El levanta la mirada y me encuentro con mis propios ojos mirándome. Mi pelo, mi piel morena, mi mirada, mi sonrisa, mi propio yo. Inmediatamente se me llenan los ojos de lágrimas, lo veo a través de una cortina delgada de agua. Creo que me reconoce, ve en mí, una extraña, un destello de un recuerdo oculto. Pero es solo un momento. El sigue escribiendo:
– Llegará el día en que todo esto pase y entonces, estaremos los tres juntos y vamos a vivir felices para siempre-
Quiero rogarle que no le mienta.

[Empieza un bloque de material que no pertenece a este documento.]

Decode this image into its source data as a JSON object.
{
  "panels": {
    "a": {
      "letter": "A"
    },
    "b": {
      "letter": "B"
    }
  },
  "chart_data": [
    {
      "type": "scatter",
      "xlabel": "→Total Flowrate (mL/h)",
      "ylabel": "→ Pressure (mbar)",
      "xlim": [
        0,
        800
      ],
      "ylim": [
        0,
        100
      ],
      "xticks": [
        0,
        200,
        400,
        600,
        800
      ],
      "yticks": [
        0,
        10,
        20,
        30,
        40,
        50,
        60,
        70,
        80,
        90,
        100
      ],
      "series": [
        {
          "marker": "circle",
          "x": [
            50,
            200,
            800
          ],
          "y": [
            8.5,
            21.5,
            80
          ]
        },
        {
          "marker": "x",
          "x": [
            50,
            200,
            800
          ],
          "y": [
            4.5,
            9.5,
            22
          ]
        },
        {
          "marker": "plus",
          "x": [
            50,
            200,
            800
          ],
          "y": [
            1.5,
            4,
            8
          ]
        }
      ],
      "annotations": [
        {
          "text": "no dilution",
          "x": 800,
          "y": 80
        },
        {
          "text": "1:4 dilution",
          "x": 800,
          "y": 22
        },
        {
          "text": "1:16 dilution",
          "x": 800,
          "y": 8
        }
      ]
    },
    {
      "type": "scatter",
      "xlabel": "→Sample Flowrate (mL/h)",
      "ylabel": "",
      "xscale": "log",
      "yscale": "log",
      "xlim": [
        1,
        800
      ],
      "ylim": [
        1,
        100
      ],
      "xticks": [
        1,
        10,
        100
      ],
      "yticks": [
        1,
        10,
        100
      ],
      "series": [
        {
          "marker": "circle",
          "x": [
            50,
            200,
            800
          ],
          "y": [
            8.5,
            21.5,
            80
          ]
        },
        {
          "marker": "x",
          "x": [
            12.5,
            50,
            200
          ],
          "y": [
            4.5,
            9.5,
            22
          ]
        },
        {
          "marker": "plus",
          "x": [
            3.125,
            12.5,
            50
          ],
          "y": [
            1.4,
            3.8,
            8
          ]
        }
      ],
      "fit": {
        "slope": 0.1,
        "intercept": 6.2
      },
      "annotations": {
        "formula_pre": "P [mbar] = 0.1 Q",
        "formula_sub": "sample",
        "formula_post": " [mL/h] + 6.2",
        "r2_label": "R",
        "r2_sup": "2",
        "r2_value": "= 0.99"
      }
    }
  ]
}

Desconcertada, me asomo por la ventana y al otro lado del mar veo mi primer año, mi otra vida, en los brazos de mamá, jugando con la tarjeta en las manos, mientras ella me la lee con la voz temblando.
– Por ahora- me dice mamá- recibe desde el otro lado en tu cumpleaños, todo el amor de quien te quiere y extraña.
Me desprendo de la ventana y él sigue escribiendo en la tarjeta con cuidado. Está firmando. La letra es idéntica. La misma A cuadrada y hacia un lado. Me resisto. El cansancio me está venciendo. No puede ser, no lo estoy viendo. El paga y se prepara para irse, recoge las cosas y espera con impaciencia el empaque. Pregunta otra vez dónde está el correo. Yo me arriesgo.
– ¿Signore?
No me escucha o me ignora. Sigue caminando. Se me está perdiendo entre la gente. Se me está perdiendo de nuevo. Busca sobre las cabezas de todos un buzón cercano. Y entonces yo entiendo que este momento es único, irrepetible, que no es un sueño, que lo estoy viviendo, que es cierto. Y muy bajo, solo para mí, lo llamo de nuevo:
– ¿Papá?
Y él se detiene sereno. Allí, entre la gente, se vuelve muy despacio. Y me mira y está sonriendo. Le brillan los ojos. Me tiende los brazos.
Feliz cumpleaños Papá. Donde quiera que estés.